Despite its red flowers, king’s holly is incapable of sexual reproduction. “The reason it never reproduces sexually is because it is a triploid — instead of having two sets of chromosomes it has three,” says Dr Greg Jordan, associate professor at University of Tasmania’s school of biological sciences. “The whole species is just one plant, 1km wide. It never produces seed and it survives by growing up, falling over and sprouting up and it has been doing that for a very long time. So while other species, such as Wollemi Pine, are more ancient, king’s holly is doubly remarkable. Not only is the whole species made up of just one plant, but as far as we know, that plant is the oldest individual plant on land in the world.”

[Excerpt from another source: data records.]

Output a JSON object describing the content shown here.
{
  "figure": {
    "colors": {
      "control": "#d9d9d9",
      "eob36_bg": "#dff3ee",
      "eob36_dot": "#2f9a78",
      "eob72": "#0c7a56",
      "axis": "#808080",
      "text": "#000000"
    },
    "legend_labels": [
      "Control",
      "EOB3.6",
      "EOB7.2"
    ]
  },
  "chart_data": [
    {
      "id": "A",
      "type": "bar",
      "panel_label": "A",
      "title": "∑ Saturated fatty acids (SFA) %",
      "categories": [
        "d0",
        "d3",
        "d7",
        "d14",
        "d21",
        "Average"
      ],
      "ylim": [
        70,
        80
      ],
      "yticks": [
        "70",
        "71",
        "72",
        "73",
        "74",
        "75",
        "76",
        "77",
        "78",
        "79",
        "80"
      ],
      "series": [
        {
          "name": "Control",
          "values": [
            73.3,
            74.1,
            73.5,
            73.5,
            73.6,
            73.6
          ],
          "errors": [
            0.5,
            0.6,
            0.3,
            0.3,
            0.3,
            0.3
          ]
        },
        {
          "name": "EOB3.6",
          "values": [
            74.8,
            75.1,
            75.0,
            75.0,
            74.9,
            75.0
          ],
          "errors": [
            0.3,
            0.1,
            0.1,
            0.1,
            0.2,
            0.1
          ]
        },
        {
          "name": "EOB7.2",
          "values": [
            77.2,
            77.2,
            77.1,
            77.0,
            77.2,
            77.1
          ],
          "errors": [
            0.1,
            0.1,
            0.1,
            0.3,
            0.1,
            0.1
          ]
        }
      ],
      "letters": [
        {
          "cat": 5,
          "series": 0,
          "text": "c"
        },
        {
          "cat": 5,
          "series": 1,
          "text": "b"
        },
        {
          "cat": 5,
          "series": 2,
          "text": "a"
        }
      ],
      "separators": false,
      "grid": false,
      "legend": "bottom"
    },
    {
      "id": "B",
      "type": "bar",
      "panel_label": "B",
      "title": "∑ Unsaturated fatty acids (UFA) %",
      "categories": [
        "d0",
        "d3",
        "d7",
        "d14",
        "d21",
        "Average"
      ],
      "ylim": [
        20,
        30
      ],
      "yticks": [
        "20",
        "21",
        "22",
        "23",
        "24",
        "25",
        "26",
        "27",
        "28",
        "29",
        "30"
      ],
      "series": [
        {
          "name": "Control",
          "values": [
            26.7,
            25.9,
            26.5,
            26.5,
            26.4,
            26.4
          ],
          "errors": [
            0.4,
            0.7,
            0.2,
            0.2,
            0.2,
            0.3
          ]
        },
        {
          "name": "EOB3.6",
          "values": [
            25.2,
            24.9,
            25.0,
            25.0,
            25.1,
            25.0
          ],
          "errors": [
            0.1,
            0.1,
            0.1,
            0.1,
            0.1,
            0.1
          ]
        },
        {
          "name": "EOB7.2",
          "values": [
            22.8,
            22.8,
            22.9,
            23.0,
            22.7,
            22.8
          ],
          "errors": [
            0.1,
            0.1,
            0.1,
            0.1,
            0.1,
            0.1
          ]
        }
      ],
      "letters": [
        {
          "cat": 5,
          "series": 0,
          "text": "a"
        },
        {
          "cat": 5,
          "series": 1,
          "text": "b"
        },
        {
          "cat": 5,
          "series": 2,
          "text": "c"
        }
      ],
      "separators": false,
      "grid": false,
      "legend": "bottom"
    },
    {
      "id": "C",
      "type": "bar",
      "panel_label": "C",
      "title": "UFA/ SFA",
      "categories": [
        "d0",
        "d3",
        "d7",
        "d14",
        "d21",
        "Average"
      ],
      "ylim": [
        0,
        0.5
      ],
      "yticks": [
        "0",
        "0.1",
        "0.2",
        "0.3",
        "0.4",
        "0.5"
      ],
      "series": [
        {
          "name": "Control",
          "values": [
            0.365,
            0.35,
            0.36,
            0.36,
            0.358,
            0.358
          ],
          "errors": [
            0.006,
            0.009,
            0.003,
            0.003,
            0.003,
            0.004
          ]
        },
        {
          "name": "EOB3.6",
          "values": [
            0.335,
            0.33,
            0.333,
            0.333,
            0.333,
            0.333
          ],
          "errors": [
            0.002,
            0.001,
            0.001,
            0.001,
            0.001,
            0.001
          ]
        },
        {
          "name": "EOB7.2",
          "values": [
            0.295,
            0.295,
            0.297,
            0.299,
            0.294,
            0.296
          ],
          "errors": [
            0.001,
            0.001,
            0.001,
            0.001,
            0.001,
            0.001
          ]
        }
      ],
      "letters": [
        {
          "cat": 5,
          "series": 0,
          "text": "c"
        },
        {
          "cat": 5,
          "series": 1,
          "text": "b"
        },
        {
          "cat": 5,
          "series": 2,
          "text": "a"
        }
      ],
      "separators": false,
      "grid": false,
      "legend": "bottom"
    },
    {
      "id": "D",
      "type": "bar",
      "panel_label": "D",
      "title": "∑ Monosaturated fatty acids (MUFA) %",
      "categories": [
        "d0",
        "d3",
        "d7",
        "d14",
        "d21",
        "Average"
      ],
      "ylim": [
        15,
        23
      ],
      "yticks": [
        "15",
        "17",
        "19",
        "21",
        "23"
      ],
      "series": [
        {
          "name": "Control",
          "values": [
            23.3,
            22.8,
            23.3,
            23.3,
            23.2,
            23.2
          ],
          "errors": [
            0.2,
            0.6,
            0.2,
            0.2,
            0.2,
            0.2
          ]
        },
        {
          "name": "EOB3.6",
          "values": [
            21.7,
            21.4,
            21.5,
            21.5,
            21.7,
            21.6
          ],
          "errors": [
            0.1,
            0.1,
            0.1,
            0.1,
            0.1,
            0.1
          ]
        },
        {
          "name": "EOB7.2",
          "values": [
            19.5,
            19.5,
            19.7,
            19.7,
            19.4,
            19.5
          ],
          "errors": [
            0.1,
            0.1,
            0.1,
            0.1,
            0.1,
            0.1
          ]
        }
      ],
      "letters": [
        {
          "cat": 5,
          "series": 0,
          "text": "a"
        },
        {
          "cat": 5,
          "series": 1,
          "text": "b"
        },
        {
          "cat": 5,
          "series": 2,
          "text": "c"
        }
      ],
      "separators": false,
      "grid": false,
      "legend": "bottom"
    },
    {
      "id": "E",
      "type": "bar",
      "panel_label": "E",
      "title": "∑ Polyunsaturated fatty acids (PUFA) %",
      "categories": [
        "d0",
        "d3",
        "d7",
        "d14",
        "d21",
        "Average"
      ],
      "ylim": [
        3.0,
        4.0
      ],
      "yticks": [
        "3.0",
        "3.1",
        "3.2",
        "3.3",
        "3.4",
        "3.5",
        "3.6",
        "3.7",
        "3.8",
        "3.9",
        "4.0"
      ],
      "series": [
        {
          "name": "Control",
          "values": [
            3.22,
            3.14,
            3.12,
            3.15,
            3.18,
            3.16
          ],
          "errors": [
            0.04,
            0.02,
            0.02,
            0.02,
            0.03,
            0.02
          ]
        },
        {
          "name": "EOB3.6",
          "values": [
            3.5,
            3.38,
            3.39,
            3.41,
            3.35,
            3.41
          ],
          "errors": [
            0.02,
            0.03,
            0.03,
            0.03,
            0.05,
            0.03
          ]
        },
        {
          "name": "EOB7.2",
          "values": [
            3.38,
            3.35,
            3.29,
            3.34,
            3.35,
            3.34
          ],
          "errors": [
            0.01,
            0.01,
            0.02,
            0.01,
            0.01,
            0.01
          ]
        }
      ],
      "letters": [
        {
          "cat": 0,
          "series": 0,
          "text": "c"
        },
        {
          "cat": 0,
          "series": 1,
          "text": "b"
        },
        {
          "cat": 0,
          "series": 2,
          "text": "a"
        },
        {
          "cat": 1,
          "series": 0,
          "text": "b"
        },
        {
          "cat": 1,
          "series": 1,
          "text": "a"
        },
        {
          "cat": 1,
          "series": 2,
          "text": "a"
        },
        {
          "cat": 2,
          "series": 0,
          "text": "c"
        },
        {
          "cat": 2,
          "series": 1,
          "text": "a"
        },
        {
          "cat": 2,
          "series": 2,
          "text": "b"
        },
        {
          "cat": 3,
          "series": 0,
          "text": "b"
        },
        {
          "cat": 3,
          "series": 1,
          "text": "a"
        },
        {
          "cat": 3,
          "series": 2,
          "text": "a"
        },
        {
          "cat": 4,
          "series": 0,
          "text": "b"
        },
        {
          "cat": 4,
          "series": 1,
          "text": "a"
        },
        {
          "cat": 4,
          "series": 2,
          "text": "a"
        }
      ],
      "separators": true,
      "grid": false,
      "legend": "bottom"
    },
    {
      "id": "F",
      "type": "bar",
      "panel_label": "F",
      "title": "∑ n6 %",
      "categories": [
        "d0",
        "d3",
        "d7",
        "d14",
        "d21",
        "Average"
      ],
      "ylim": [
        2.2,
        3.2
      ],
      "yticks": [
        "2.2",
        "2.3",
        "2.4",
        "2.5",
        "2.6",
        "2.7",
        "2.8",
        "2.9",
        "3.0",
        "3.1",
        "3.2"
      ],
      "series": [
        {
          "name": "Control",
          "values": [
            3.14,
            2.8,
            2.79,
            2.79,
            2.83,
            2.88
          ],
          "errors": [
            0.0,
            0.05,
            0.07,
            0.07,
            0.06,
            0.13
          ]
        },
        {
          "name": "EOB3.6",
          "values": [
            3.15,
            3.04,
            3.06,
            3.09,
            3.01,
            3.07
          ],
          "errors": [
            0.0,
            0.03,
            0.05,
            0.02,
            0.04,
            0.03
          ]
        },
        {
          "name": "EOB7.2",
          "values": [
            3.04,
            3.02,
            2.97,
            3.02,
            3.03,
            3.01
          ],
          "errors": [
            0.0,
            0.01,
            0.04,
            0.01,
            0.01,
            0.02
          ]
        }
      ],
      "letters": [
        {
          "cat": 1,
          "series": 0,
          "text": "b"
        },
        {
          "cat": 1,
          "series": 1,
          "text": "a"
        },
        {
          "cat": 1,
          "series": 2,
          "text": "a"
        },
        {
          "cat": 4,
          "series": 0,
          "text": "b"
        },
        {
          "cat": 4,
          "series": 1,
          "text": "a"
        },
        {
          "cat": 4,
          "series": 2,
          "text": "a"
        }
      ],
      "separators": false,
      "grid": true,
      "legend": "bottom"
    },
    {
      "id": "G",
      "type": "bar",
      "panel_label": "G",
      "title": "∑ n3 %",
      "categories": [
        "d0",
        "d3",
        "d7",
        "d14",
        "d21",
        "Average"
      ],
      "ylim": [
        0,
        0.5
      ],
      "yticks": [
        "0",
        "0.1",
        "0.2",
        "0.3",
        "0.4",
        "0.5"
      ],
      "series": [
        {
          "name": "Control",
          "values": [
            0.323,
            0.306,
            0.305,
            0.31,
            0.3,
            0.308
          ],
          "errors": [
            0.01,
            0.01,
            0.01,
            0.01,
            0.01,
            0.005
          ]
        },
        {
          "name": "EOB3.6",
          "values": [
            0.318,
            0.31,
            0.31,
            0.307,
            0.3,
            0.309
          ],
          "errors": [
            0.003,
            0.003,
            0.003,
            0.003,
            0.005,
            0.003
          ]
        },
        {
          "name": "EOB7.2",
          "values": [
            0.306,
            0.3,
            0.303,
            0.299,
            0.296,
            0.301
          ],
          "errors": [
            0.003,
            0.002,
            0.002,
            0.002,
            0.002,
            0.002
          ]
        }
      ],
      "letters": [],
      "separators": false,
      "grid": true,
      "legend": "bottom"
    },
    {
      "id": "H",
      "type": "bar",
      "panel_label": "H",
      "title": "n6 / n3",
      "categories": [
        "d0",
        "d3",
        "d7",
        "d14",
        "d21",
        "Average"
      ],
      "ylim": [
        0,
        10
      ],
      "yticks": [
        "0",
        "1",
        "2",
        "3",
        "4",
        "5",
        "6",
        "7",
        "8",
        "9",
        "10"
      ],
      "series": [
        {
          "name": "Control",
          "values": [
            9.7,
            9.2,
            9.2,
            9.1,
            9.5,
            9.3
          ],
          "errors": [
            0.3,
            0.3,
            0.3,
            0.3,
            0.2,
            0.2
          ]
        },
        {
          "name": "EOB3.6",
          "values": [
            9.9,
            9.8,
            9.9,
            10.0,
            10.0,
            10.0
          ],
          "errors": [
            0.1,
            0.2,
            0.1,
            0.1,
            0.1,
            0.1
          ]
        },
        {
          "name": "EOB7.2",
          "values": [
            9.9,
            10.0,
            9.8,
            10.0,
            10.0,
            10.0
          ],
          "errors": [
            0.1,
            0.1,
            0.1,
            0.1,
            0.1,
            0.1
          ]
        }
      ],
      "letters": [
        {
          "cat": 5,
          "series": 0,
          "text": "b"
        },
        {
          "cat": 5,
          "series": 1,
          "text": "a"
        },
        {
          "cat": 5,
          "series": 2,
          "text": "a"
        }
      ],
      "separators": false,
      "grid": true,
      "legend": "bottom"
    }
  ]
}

Although carbon dating revealed king’s holly was at least 43,600 years old, Jordan says it could be a lot older. To survive, it had to weather an ice age before conditions warmed to the temperate maritime climate of today. “What makes this plant capable of doing that, we don’t know,” Jordan says.
It is certainly not due to ease of propagation. The Royal Tasmanian Botanical Gardens has had an intensive breeding program since 2004 with only limited success. Specimens grown from tissue culture have not survived longer than eight months and plants grown from cuttings have a high failure rate — none has survived longer than 16 years. The aim is to secure an “insurance” population in case something should happen to the last remaining wild stand, but gardens curator Lorraine Perrins says only two or three cuttings survive out of 20 to 30. “We have a 95 per cent success rate in tip cuttings growing roots but a dramatic failure rate from that point,” Perrins says. “We want 50 plants so we can lose half and still have plant material.” In the long term, the best hope may be current trials to graft the plant onto a more robust root stock.
Perrins predicts king’s holly will become extinct in the wild, where its major threats are bushfire and Phytophthora. Tasmania hopes to learn from the NSW experience, where the wild stand of ancient Wollemi Pine has been effectively loved to death after its location became known and the site was contaminated. “With the Wollemi, the idea was to flood the market with them so the wild population was protected,” Perrins says. “But people went in there and Phytophthora is in there now. We don’t want the same situation with this.” However, Perrins hopes the grafting program will be successful so king’s holly can be propagated and sold in garden centres. “We will not be able to use grafted plants as a recovery program [in the wild], but putting it into home gardens means we will not have lost it.”
Correction: This article in the print edition of The Weekend Australian Magazine is accompanied by a photograph of Royal Tasmanian Botanical Gardens botanist Natalie Tapson that is incorrectly captioned as being of curator Lorraine Perrins.